Emily Blunt & Robert Habeck für Drehbuchschreiber

In der Wochenendausgabe der SÜDDEUTSCHEN ZEITUNG vom 8./9. Dezember gab es ein Interview mit der Schauspielerin Emily Blunt. Hieraus eine Passage:

Emily Blunt: Ich versuche meine Arbeit gut zu machen.
Süddeutsche: Wie funktioniert das?
Tief eintauchen. Man muss versuchen ihr Dilemma zu begreifen, die Situation & den Moment, in dem sie sich gerade befinden. Außerdem höre ich viel zu.
Wem?
Den anderen, die spielen. Weil es in einer Szene nie darum geht, was sie sagen. Es geht um den Raum zwischen den Menschen – nur dadurch entsteht etwas Besonderes. Wenn man sich da zu wichtig nimmt, zerstört man alles.
Wie verstehen Sie eine Figur?
Nicht verurteilen, nicht mal eine Meinung haben, sondern nur verstehen. Warum tut sie, was sie tut? Warum tun Menschen, was sie tun? Ob ich eine Figur mag oder nicht, darüber mache ich mir keine Gedanken. Meine einzige Sorge: ist sie interessant und kann ich sie begreifen. Sie muss mich persönlich interessieren, weil sie mich emotional viel kostet.

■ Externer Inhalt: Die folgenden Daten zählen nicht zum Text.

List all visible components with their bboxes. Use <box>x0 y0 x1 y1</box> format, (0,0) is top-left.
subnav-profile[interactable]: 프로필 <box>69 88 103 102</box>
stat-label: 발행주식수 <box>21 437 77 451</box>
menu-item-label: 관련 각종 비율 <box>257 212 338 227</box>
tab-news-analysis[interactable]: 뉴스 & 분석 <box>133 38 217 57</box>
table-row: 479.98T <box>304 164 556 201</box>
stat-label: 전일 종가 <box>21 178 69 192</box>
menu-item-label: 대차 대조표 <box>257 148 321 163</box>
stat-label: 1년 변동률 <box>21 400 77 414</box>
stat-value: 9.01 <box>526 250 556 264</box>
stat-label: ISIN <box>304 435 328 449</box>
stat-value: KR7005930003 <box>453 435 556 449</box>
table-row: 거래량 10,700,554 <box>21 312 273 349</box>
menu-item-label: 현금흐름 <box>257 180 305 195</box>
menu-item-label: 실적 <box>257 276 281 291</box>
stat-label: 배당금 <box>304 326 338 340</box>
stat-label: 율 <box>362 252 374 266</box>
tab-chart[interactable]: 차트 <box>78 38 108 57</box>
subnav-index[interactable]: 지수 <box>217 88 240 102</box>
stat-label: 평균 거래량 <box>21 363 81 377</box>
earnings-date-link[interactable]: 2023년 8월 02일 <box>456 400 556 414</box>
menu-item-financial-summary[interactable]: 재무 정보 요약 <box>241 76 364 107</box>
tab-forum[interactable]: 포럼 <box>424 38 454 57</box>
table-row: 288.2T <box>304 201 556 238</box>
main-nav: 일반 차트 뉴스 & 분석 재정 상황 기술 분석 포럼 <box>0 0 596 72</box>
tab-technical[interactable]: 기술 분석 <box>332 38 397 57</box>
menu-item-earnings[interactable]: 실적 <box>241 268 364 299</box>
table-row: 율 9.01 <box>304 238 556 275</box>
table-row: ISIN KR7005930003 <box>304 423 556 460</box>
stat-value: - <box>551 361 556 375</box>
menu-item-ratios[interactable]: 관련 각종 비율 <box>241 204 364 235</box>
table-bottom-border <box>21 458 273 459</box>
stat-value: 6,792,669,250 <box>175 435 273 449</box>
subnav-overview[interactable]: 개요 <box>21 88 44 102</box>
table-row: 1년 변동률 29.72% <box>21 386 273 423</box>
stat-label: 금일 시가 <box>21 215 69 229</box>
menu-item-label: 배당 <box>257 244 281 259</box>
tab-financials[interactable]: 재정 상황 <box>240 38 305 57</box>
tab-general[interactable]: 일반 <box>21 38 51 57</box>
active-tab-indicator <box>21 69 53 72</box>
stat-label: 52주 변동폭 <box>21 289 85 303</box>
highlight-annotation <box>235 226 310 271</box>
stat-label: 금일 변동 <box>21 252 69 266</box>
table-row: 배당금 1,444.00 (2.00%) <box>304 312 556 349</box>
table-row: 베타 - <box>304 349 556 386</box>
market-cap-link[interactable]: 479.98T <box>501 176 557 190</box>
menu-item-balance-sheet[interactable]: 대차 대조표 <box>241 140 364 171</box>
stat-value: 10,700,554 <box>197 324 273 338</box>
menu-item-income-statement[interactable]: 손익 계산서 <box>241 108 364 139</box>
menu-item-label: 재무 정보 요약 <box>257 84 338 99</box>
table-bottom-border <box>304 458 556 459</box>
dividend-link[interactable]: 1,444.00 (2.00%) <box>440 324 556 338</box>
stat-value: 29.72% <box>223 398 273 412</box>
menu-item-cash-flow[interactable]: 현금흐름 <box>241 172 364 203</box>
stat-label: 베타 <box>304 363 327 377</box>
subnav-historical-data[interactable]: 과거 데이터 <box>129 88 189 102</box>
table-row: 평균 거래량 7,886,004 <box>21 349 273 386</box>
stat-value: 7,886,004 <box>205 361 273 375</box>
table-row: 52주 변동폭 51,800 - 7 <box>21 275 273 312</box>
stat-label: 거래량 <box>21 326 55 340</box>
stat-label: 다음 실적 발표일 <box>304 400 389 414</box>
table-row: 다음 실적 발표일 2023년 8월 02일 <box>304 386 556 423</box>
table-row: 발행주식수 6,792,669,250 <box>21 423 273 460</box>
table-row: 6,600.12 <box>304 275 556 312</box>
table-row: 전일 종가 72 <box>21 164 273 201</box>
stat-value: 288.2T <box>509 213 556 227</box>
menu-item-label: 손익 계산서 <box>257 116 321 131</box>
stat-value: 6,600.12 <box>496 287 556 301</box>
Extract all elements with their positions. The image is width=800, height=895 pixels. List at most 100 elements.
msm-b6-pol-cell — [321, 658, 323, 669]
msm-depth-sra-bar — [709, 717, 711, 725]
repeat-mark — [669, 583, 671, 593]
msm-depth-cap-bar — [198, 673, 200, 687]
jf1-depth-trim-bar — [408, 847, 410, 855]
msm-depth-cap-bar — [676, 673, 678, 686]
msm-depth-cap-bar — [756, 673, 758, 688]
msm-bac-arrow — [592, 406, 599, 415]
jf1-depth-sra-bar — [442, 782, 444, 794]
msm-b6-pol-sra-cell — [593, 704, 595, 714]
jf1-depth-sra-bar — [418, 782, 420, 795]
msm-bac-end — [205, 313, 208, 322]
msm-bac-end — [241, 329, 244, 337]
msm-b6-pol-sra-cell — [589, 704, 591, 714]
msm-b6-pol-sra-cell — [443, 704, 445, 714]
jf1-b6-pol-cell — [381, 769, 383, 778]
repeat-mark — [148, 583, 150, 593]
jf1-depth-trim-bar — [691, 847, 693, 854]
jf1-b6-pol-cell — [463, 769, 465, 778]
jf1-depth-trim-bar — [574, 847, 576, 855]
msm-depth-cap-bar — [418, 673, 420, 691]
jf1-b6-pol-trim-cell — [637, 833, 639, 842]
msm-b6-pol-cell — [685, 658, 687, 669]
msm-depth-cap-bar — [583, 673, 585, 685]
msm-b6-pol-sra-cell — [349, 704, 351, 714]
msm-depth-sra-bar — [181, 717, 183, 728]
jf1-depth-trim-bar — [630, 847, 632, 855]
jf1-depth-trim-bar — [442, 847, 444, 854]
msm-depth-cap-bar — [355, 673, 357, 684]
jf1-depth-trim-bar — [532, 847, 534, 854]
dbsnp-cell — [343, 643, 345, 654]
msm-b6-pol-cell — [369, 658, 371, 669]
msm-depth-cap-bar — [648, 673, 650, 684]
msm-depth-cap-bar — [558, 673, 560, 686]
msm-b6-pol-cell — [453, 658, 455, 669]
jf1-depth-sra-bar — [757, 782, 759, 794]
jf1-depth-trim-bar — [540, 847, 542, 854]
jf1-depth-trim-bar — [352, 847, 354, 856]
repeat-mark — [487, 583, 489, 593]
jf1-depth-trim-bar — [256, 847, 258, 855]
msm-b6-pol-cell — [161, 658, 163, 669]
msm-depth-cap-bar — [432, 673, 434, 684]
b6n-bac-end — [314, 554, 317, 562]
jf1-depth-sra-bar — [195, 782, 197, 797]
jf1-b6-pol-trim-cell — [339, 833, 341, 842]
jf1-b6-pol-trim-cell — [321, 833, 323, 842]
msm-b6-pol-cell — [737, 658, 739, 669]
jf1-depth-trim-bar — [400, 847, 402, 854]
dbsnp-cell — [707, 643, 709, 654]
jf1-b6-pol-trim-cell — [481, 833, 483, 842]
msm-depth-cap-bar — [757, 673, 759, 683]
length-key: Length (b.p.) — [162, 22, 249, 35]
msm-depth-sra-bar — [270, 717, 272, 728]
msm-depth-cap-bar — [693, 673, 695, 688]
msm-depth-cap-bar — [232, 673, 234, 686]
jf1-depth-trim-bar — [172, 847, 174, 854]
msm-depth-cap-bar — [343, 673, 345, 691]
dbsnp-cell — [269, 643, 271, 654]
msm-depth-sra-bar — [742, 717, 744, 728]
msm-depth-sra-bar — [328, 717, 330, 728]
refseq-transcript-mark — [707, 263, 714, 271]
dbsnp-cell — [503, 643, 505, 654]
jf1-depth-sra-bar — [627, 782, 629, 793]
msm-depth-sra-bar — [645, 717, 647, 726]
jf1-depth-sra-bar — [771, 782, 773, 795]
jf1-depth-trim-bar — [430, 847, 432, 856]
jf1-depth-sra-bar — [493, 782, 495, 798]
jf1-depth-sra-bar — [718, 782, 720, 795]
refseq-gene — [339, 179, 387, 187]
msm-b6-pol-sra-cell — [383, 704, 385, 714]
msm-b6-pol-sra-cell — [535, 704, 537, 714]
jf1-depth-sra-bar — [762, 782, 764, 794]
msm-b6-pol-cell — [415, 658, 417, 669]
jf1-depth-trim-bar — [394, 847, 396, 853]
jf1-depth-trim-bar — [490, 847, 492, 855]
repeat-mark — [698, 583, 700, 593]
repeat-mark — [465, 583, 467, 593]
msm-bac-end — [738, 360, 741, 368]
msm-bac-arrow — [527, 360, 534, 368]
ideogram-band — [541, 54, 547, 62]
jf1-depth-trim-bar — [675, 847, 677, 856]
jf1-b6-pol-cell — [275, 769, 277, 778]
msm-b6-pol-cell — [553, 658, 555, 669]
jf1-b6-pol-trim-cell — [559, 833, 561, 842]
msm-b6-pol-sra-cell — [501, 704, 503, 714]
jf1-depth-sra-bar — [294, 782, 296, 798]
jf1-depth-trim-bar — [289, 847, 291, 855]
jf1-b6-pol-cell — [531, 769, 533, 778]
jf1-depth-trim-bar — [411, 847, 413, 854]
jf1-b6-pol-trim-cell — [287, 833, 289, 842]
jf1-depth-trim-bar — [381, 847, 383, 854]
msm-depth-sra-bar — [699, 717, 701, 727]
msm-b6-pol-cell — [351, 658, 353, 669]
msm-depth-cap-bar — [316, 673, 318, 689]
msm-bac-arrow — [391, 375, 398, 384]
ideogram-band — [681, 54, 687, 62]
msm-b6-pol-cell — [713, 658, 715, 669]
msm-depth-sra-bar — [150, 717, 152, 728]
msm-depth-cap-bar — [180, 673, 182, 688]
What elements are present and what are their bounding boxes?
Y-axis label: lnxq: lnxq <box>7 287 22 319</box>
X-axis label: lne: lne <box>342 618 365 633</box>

Da hat es bei mir Klick gemacht, weil das, was die Schauspielerin sagt, auch 1:1 für Autoren von Drehbüchern gilt, den Schöpfern der Vorlagen, die von den Schauspielern lebendig gemacht werden. Wir sind im Bereich nicht nur der, wie ich das nenne, Makrodramaturgie, dem täglichen Hauptbetätigungsfeld der Entscheider. Emily Blunt geht dann aber „tiefer“, in den Bereich der Mikrodramaturgie. Was genau passiert in der nächsten Millisekunde? Darüber muss sich ein Schauspieler immer Rechenschaft geben können. Er kann das aber, begründet, nur, wenn sich der Autor vorher darüber auch Rechenschaft gegeben hat. Vielleicht ist jetzt auch klar geworden, dass die so oft geforderten Beschreibungen der Charaktere nur theoretische Vorstudien sind. Mit der Aussage vom Dilemma ist Drama gemeint. Zuspitzung. Es zeigt sich in der Situation.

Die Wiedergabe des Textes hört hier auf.